Jeep Moves Forward With Plug-In Hybrid SUVs

July 30, 2018 by Jack Nerad

Jeep is moving forward with its plan to electrify its crossovers and SUVs as it seeks to catch up with rivals that are already producing electrified vehicles.

Tesla launched the electric Model X SUV in late 2015. The battery-electric all-wheel drive 2019 Jaguar I-Pace arrives at U.S. dealers this fall.

Jeep, which sells only crossovers and SUVs, is just beginning to add electrification to its lineup.

A mild-hybrid version of the recently introduced Jeep Wrangler will arrive in showrooms within the next few weeks. A plug-in hybrid version of the Wrangler will go on sale in 2020, likely as a 2021 model.

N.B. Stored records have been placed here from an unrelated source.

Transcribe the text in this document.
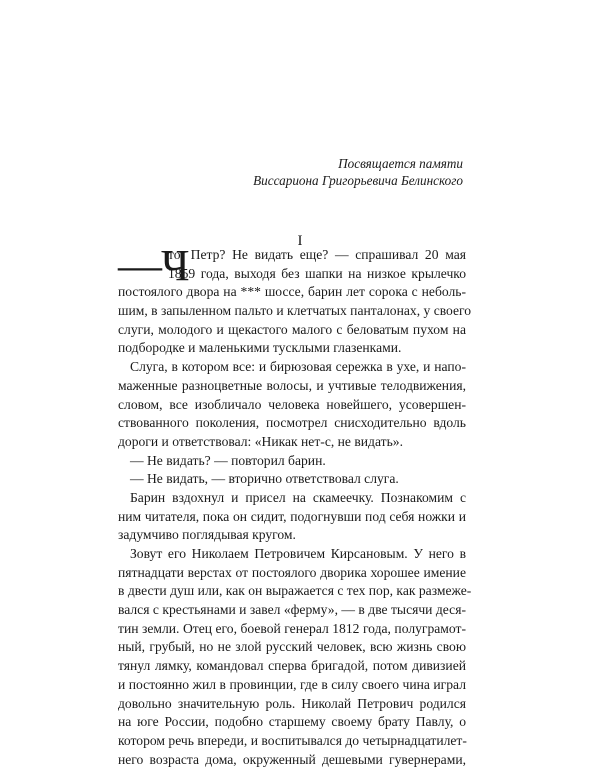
Посвящается памяти
Виссариона Григорьевича Белинского
I
—Ч
то, Петр? Не видать еще? — спрашивал 20 мая
1859 года, выходя без шапки на низкое крылечко
постоялого двора на *** шоссе, барин лет сорока с неболь-
шим, в запыленном пальто и клетчатых панталонах, у своего
слуги, молодого и щекастого малого с беловатым пухом на
подбородке и маленькими тусклыми глазенками.
Слуга, в котором все: и бирюзовая сережка в ухе, и напо-
маженные разноцветные волосы, и учтивые телодвижения,
словом, все изобличало человека новейшего, усовершен-
ствованного поколения, посмотрел снисходительно вдоль
дороги и ответствовал: «Никак нет-с, не видать».
— Не видать? — повторил барин.
— Не видать, — вторично ответствовал слуга.
Барин вздохнул и присел на скамеечку. Познакомим с
ним читателя, пока он сидит, подогнувши под себя ножки и
задумчиво поглядывая кругом.
Зовут его Николаем Петровичем Кирсановым. У него в
пятнадцати верстах от постоялого дворика хорошее имение
в двести душ или, как он выражается с тех пор, как размеже-
вался с крестьянами и завел «ферму», — в две тысячи деся-
тин земли. Отец его, боевой генерал 1812 года, полуграмот-
ный, грубый, но не злой русский человек, всю жизнь свою
тянул лямку, командовал сперва бригадой, потом дивизией
и постоянно жил в провинции, где в силу своего чина играл
довольно значительную роль. Николай Петрович родился
на юге России, подобно старшему своему брату Павлу, о
котором речь впереди, и воспитывался до четырнадцатилет-
него возраста дома, окруженный дешевыми гувернерами,
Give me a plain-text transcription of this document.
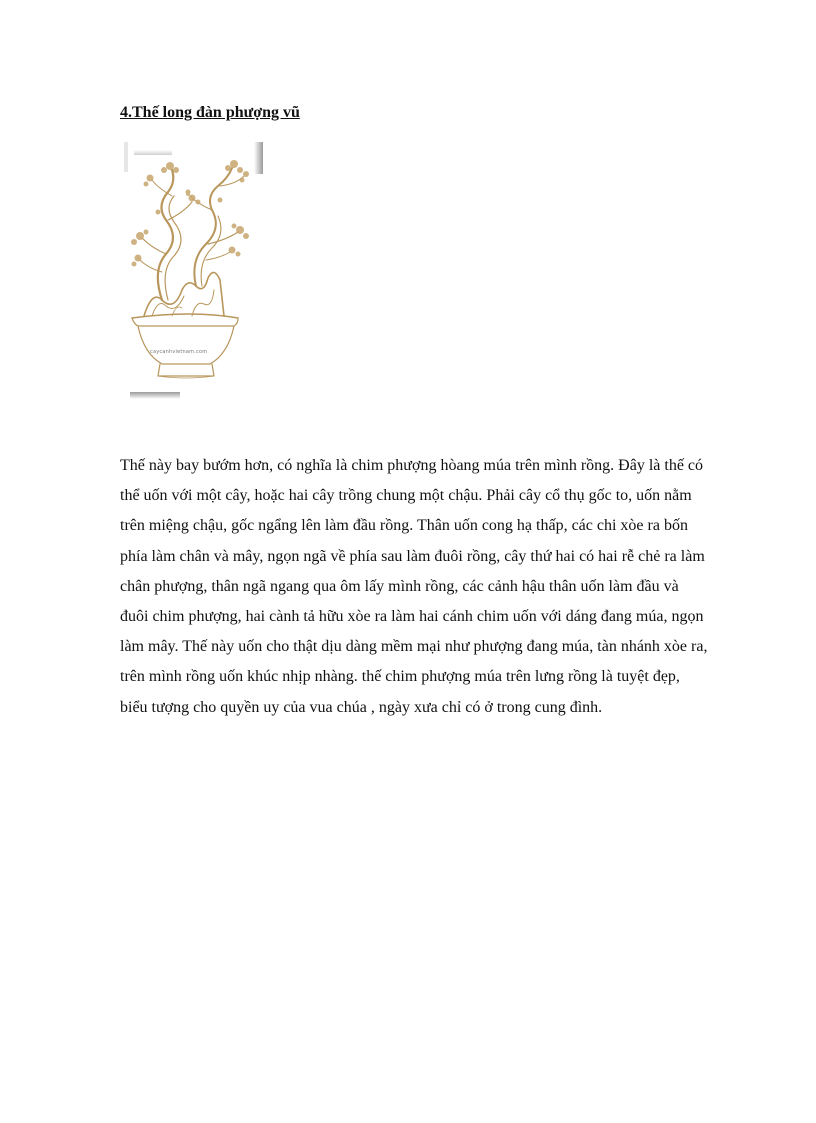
4.Thế long đàn phượng vũ
caycanhvietnam.com

Thế này bay bướm hơn, có nghĩa là chim phượng hòang múa trên mình rồng. Đây là thế có thể uốn với một cây, hoặc hai cây trồng chung một chậu. Phải cây cổ thụ gốc to, uốn nằm trên miệng chậu, gốc ngẩng lên làm đầu rồng. Thân uốn cong hạ thấp, các chi xòe ra bốn phía làm chân và mây, ngọn ngã về phía sau làm đuôi rồng, cây thứ hai có hai rễ chẻ ra làm chân phượng, thân ngã ngang qua ôm lấy mình rồng, các cảnh hậu thân uốn làm đầu và đuôi chim phượng, hai cành tả hữu xòe ra làm hai cánh chim uốn với dáng đang múa, ngọn làm mây. Thế này uốn cho thật dịu dàng mềm mại như phượng đang múa, tàn nhánh xòe ra, trên mình rồng uốn khúc nhịp nhàng. thế chim phượng múa trên lưng rồng là tuyệt đẹp, biểu tượng cho quyền uy của vua chúa , ngày xưa chỉ có ở trong cung đình.
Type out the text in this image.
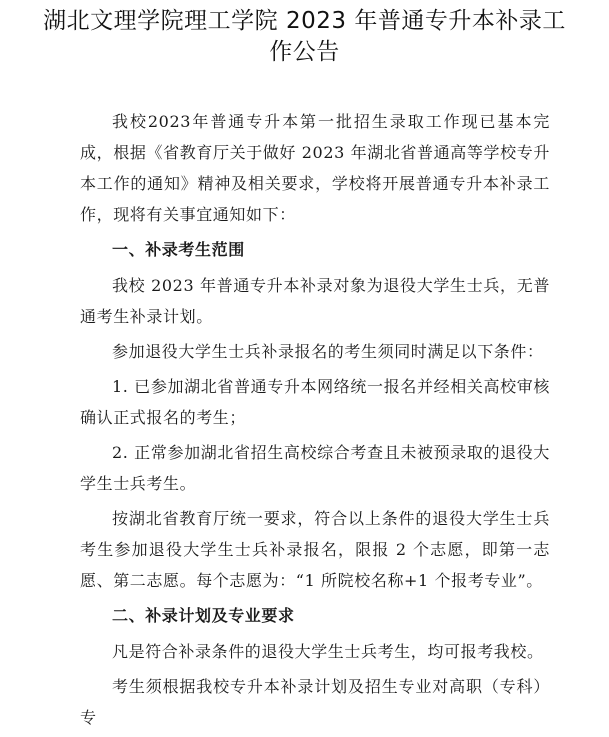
湖北文理学院理工学院 2023 年普通专升本补录工作公告

我校2023年普通专升本第一批招生录取工作现已基本完成，根据《省教育厅关于做好 2023 年湖北省普通高等学校专升本工作的通知》精神及相关要求，学校将开展普通专升本补录工作，现将有关事宜通知如下：

一、补录考生范围

我校 2023 年普通专升本补录对象为退役大学生士兵，无普通考生补录计划。

参加退役大学生士兵补录报名的考生须同时满足以下条件：

1. 已参加湖北省普通专升本网络统一报名并经相关高校审核确认正式报名的考生；

2. 正常参加湖北省招生高校综合考查且未被预录取的退役大学生士兵考生。

按湖北省教育厅统一要求，符合以上条件的退役大学生士兵考生参加退役大学生士兵补录报名，限报 2 个志愿，即第一志愿、第二志愿。每个志愿为：“1 所院校名称+1 个报考专业”。

二、补录计划及专业要求

凡是符合补录条件的退役大学生士兵考生，均可报考我校。

考生须根据我校专升本补录计划及招生专业对高职（专科）专
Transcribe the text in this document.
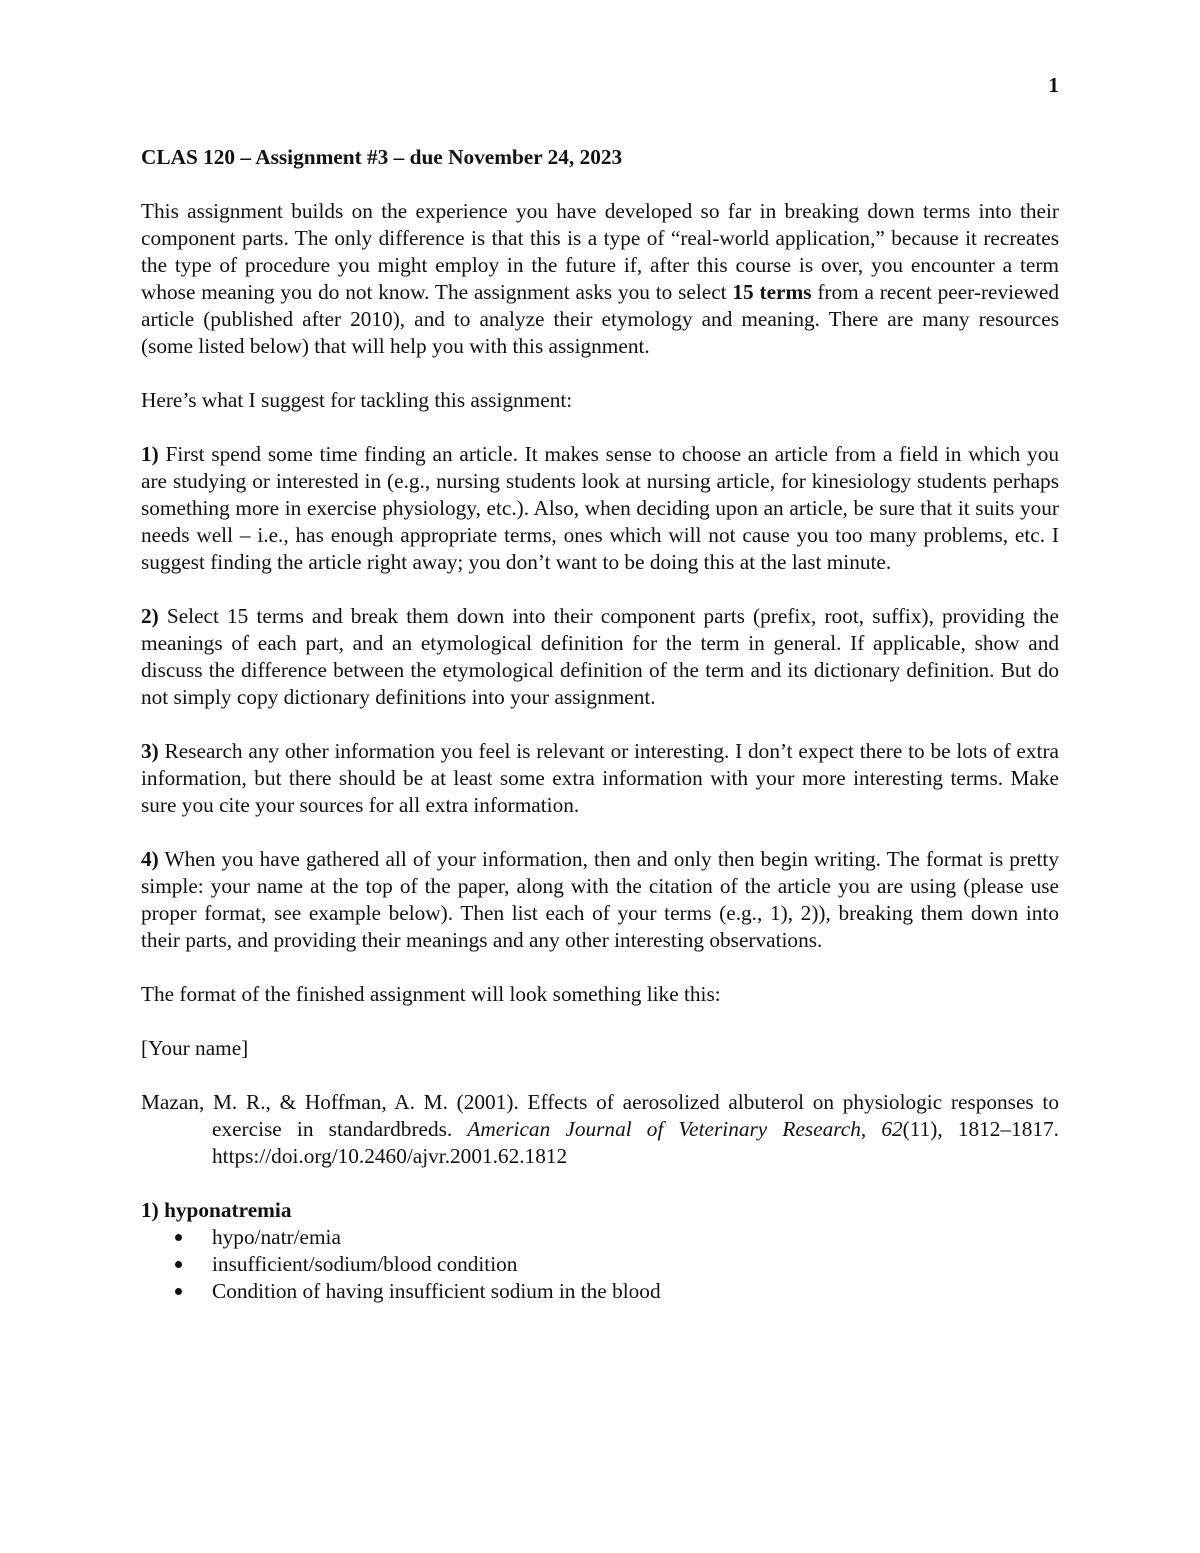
1

CLAS 120 – Assignment #3 – due November 24, 2023

This assignment builds on the experience you have developed so far in breaking down terms into their component parts. The only difference is that this is a type of “real-world application,” because it recreates the type of procedure you might employ in the future if, after this course is over, you encounter a term whose meaning you do not know. The assignment asks you to select 15 terms from a recent peer-reviewed article (published after 2010), and to analyze their etymology and meaning. There are many resources (some listed below) that will help you with this assignment.

Here’s what I suggest for tackling this assignment:

1) First spend some time finding an article. It makes sense to choose an article from a field in which you are studying or interested in (e.g., nursing students look at nursing article, for kinesiology students perhaps something more in exercise physiology, etc.). Also, when deciding upon an article, be sure that it suits your needs well – i.e., has enough appropriate terms, ones which will not cause you too many problems, etc. I suggest finding the article right away; you don’t want to be doing this at the last minute.

2) Select 15 terms and break them down into their component parts (prefix, root, suffix), providing the meanings of each part, and an etymological definition for the term in general. If applicable, show and discuss the difference between the etymological definition of the term and its dictionary definition. But do not simply copy dictionary definitions into your assignment.

3) Research any other information you feel is relevant or interesting. I don’t expect there to be lots of extra information, but there should be at least some extra information with your more interesting terms. Make sure you cite your sources for all extra information.

4) When you have gathered all of your information, then and only then begin writing. The format is pretty simple: your name at the top of the paper, along with the citation of the article you are using (please use proper format, see example below). Then list each of your terms (e.g., 1), 2)), breaking them down into their parts, and providing their meanings and any other interesting observations.

The format of the finished assignment will look something like this:

[Your name]

Mazan, M. R., & Hoffman, A. M. (2001). Effects of aerosolized albuterol on physiologic responses to exercise in standardbreds. American Journal of Veterinary Research, 62(11), 1812–1817. https://doi.org/10.2460/ajvr.2001.62.1812

1) hyponatremia

hypo/natr/emia
insufficient/sodium/blood condition
Condition of having insufficient sodium in the blood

“That’s just the natural evolution we’re seeing in the industry,” Scott Tallon, director of Jeep brand at FCA – North America, told Trucks.com. “As consumers continue to demand more of this technology and convenience we’ll continue to develop our Jeeps that way.”

That could push Jeep into developing a battery-electric model. The global nature of the brand suggests that EVs might become a necessary part of the overall mix from both regulatory and consumer-demand points of view. Tallon, however, declined to comment on when or if a full-electric Jeep will arrive.

Tallon said he expected the low-emissions aspect of electrification to appeal to Jeep enthusiasts. “Our customers care about the environment,” he said.

“Jeep’s efforts into EV products will be interesting. They are looking to develop vehicles which leverage benefits of EV powertrains to enhance the capability Jeeps are known for. Expect off-road capability to be part of the package,” said Stephanie Brinley, an analyst with IHS Markit.

Electric drive has the potential to enhance the capabilities of off-road vehicles by delivering instant driving torque to the axle or even the individual wheel with the best traction

Hybrid engine for Jeep

Both Tesla Model X and Jaguar I-Pace use two-motor all-wheel drive systems. One motor powers the rear axle; the other motor powers the front axle. The current Tesla Model X’s largest battery pack is 100kWh, offering a claimed range of 289 miles. The I-Pace’s 90kWh battery delivers estimated range of up to 240 miles.

“I expect that a Jeep EV will have a sufficiently Jeep personality, based on the company’s ability to execute on that point extremely well in most efforts,” Brinley said. “Initially, it won’t see much volume, but it can demonstrate the brand is progressive enough to be able to embrace change, and I think that mentality aligns well with Jeep purists, as long as the capability is there.”

Read next: Jeep Hopes to Build on Wrangler’s Popularity With New Pickup

3 Responses

  1. Dan B.

    I have a ’64 Willys Wagon and an ’82 Scrambler and cannot wait for a plug-in Jeep and the sweet, sweet electric torque. 2020 can’t come soon enough.

    (A mild hybrid, that does not plug-in, is not that interesting).

    Reply
  2. Gary Van Meter

    I have owned Jeeps since 1981 and can’t wait for either a plug in or a plug in backed up with a fuel cell that recharges the batteries on the fly thus adding several hundred miles of range. I love my Cherokee XJ, but the fuel mileage keeps it parked a lot more than my Prius.